A physical count is not only a quantity exercise
A physical inventory confirms what exists in the warehouse, but the real value is in the explanation of differences. If the company only replaces software quantities with counted quantities, it may hide receiving errors, unrecorded deliveries, theft, breakage or duplicate item codes.
A useful inventory count process gives management and the accountant a clear bridge between physical reality and the books.
Prepare before the count
Preparation decides the quality of the count. Before the counting day:
- freeze or control movements during the count;
- clean item codes and units of measure;
- identify warehouses and zones;
- print or export count sheets;
- separate damaged, expired or blocked items;
- assign teams and reviewers;
- define how differences will be approved.
The count should not start while receipts, deliveries and transfers are still moving without control.
Count by zone and responsibility
Each team should count a defined zone. A second person should review high-value or sensitive items. The count sheet should identify the item, location, counted quantity, unit, count date and person responsible.
For products with lots, expiry dates or serial numbers, quantity alone is not enough. The count must preserve traceability.
Analyze differences before posting adjustments
Differences should be reviewed before validation. Common explanations include:
- receipt entered in the wrong warehouse;
- delivery made but not posted;
- wrong unit conversion;
- item created twice;
- customer return not recorded;
- supplier return not updated;
- breakage or expiry not documented.
Posting a global adjustment without cause may make the quantity look correct, but it does not fix the process.
Review value, not only quantity
A count confirms quantities. It does not automatically confirm value. After the count, review zero-cost items, abnormal costs, obsolete stock and damaged products. Then connect the count to stock valuation.

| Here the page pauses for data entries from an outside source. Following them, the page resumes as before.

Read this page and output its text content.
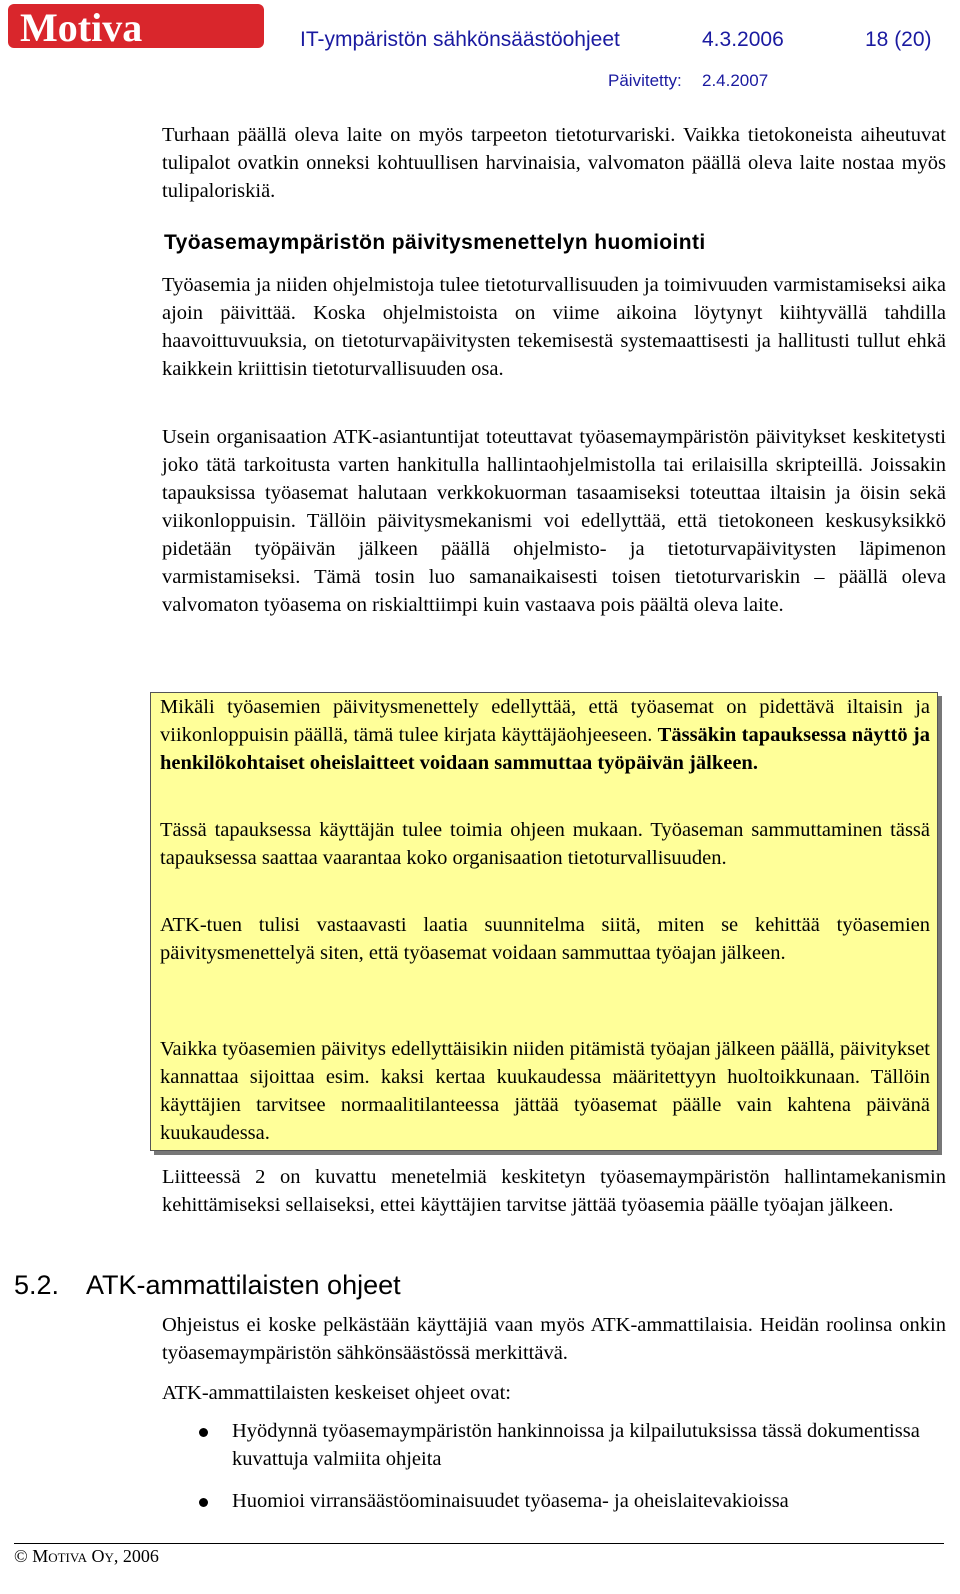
Motiva	IT-ympäristön sähkönsäästöohjeet	4.3.2006	18 (20)
Päivitetty: 2.4.2007

Turhaan päällä oleva laite on myös tarpeeton tietoturvariski. Vaikka tietokoneista aiheutuvat tulipalot ovatkin onneksi kohtuullisen harvinaisia, valvomaton päällä oleva laite nostaa myös tulipaloriskiä.

Työasemaympäristön päivitysmenettelyn huomiointi

Työasemia ja niiden ohjelmistoja tulee tietoturvallisuuden ja toimivuuden varmistamiseksi aika ajoin päivittää. Koska ohjelmistoista on viime aikoina löytynyt kiihtyvällä tahdilla haavoittuvuuksia, on tietoturvapäivitysten tekemisestä systemaattisesti ja hallitusti tullut ehkä kaikkein kriittisin tietoturvallisuuden osa.

Usein organisaation ATK-asiantuntijat toteuttavat työasemaympäristön päivitykset keskitetysti joko tätä tarkoitusta varten hankitulla hallintaohjelmistolla tai erilaisilla skripteillä. Joissakin tapauksissa työasemat halutaan verkkokuorman tasaamiseksi toteuttaa iltaisin ja öisin sekä viikonloppuisin. Tällöin päivitysmekanismi voi edellyttää, että tietokoneen keskusyksikkö pidetään työpäivän jälkeen päällä ohjelmisto- ja tietoturvapäivitysten läpimenon varmistamiseksi. Tämä tosin luo samanaikaisesti toisen tietoturvariskin – päällä oleva valvomaton työasema on riskialttiimpi kuin vastaava pois päältä oleva laite.

Mikäli työasemien päivitysmenettely edellyttää, että työasemat on pidettävä iltaisin ja viikonloppuisin päällä, tämä tulee kirjata käyttäjäohjeeseen. Tässäkin tapauksessa näyttö ja henkilökohtaiset oheislaitteet voidaan sammuttaa työpäivän jälkeen.

Tässä tapauksessa käyttäjän tulee toimia ohjeen mukaan. Työaseman sammuttaminen tässä tapauksessa saattaa vaarantaa koko organisaation tietoturvallisuuden.

ATK-tuen tulisi vastaavasti laatia suunnitelma siitä, miten se kehittää työasemien päivitysmenettelyä siten, että työasemat voidaan sammuttaa työajan jälkeen.

Vaikka työasemien päivitys edellyttäisikin niiden pitämistä työajan jälkeen päällä, päivitykset kannattaa sijoittaa esim. kaksi kertaa kuukaudessa määritettyyn huoltoikkunaan. Tällöin käyttäjien tarvitsee normaalitilanteessa jättää työasemat päälle vain kahtena päivänä kuukaudessa.

Liitteessä 2 on kuvattu menetelmiä keskitetyn työasemaympäristön hallintamekanismin kehittämiseksi sellaiseksi, ettei käyttäjien tarvitse jättää työasemia päälle työajan jälkeen.

5.2. ATK-ammattilaisten ohjeet

Ohjeistus ei koske pelkästään käyttäjiä vaan myös ATK-ammattilaisia. Heidän roolinsa onkin työasemaympäristön sähkönsäästössä merkittävä.

ATK-ammattilaisten keskeiset ohjeet ovat:

Hyödynnä työasemaympäristön hankinnoissa ja kilpailutuksissa tässä dokumentissa kuvattuja valmiita ohjeita
Huomioi virransäästöominaisuudet työasema- ja oheislaitevakioissa
© Motiva Oy, 2006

This is important for SCF reporting, margin analysis and year-end closing.
What DZ Compta should keep
DZ Compta should keep the counted quantity, old system quantity, difference, adjustment reason, validation user and date. This history helps the next inventory because the team can see which items regularly create differences.
Official reference
FAQ
Should all items be counted at the same time?
Not always. A full annual count can be combined with cycle counts for high-value or fast-moving products.
Can the warehouse correct quantities directly?
Corrections should require a reason and validation. Otherwise the company loses the explanation behind the difference.
Evidence to keep
A physical inventory is successful when the company can explain the gap, correct the cause and keep a clear audit trail, not only when the final quantity looks clean.